Een Woning van een familie.  
Wanneer ik de stad binnen rijd, zijn de woningen beter, maar dit soort huizen krijgen in Nederland een bord ‘onbewoonbaar” op gespijkerd. Het is één en al stof in deze wijken, overal staan half gesloopte auto’s, hangen “ monteurs” onder de motorkap en op de wegen staan kapotte auto’s, rijden schrootbakken en opvallend veel bussen, vol met mensen. Overal krioelt het van de mensen en wat mij hier opviel, was dat vooral de meisjes en vrouwen er overwegend verzorgd bij lopen????
Ik heb met de gedachte rondgelopen om foto’s in deze armoedige sloppenwijk te maken, maar ik vind het te gênant om armoede of andere status op deze wijze als “toerist” vast te leggen.
Verder de stad in, dichter bij het grote meer, is het anders.

Ergens in Bariloche.
Zoals ik twee weken geleden had geschreven is Bariloche een knooppunt voor toeristen die van de stad Buenos Aires of elders in Argentinië, op doorreis naar Chili zijn. Nadat ik bij een Visa accepterende tankstation had getankt heb ik een tijdje staan kijken naar het gewoel van mensen en auto’s. Bijna iedere derde voertuig is of een kleine of een grote bus, of vol met regionale of met internationale reizigers.
Toen ik de stad uitreed richting Chili, realiseerde ik me weer, dat ik geen reden heb om te klagen.

Embothrium coccineum.
Honderd kilometer verder, na het zeer drukke toeristisch plaatsje Angostura, dat te vergelijken is met Valkenburg of Volendam, neem ik het besluit om de Ruta de los 7 Lagos te nemen. Ik wou via de grensovergang bij Vulcan Lanin Chili weer binnen rijden. Langs deze mooie route bloeiden opmerkelijk veel grote Embothrium’s tussen de Coigüe’s. Verder komt hier weer veel Berberis voor, dit keer vooral darwinii en empetrifolia.

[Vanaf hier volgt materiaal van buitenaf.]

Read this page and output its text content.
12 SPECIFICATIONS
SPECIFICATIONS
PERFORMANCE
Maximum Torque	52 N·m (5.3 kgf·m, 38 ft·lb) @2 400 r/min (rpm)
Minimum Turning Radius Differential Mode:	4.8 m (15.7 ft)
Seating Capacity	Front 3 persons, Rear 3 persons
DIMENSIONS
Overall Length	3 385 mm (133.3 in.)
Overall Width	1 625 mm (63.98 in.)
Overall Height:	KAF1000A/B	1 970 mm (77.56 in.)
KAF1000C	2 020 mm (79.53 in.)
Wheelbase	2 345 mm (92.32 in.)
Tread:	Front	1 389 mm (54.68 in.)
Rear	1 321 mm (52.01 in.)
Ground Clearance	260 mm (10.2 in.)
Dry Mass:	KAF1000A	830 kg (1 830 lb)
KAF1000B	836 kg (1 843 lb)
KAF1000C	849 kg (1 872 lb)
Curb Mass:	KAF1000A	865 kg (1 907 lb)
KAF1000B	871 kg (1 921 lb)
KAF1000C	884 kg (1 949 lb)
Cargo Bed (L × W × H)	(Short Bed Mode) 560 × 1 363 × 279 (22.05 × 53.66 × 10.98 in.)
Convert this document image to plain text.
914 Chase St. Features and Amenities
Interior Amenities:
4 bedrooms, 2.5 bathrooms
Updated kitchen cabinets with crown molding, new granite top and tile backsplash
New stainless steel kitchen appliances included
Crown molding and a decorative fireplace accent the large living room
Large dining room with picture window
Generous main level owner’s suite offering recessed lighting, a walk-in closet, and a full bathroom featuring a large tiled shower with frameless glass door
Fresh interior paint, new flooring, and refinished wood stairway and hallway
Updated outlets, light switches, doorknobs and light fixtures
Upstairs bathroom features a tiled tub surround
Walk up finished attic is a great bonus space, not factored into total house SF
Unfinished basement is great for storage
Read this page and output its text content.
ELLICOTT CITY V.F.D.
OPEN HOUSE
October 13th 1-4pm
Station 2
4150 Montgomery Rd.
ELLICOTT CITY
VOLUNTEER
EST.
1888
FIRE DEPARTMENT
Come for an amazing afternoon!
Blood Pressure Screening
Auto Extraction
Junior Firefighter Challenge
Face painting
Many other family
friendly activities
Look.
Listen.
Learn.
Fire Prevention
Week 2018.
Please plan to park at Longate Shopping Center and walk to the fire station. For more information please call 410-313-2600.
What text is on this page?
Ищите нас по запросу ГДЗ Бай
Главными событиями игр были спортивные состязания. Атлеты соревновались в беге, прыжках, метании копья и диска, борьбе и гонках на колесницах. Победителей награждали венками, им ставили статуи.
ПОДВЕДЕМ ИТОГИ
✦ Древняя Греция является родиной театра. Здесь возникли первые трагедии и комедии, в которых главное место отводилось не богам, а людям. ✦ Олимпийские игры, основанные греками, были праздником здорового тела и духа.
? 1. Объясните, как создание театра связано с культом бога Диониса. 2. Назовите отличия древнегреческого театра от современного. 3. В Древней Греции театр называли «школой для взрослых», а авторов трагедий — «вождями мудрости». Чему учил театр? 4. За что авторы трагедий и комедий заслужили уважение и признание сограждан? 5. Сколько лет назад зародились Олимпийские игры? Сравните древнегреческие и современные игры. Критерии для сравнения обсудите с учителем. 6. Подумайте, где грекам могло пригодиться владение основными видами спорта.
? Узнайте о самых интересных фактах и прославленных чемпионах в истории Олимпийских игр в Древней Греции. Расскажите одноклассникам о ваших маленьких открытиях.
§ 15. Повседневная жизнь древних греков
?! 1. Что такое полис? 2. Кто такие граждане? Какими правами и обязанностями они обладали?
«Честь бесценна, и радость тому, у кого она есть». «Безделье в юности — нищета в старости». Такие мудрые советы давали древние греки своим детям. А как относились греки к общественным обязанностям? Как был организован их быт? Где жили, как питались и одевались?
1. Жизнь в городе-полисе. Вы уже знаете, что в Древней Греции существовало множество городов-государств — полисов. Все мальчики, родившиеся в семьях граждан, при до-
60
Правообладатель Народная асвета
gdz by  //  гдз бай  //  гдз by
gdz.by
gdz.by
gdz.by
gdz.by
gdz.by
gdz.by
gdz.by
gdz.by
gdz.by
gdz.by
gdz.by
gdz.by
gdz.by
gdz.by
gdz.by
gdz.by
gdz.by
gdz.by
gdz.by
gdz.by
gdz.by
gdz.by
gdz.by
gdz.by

Vanaf bordje RN40 1145 heb ik op deze weg gereden.

Ik verlaat na meer dan 1.100 kilometer op de Ruta40 te hebben gereden deze kronkelende noord zuid verbinding.
Nogal laat in de avond vind ik via een goed georganiseerde toeristenbureau een slaapgelegenheid in het stadje Junin de los Andes, waar alles in het teken staat van de forel.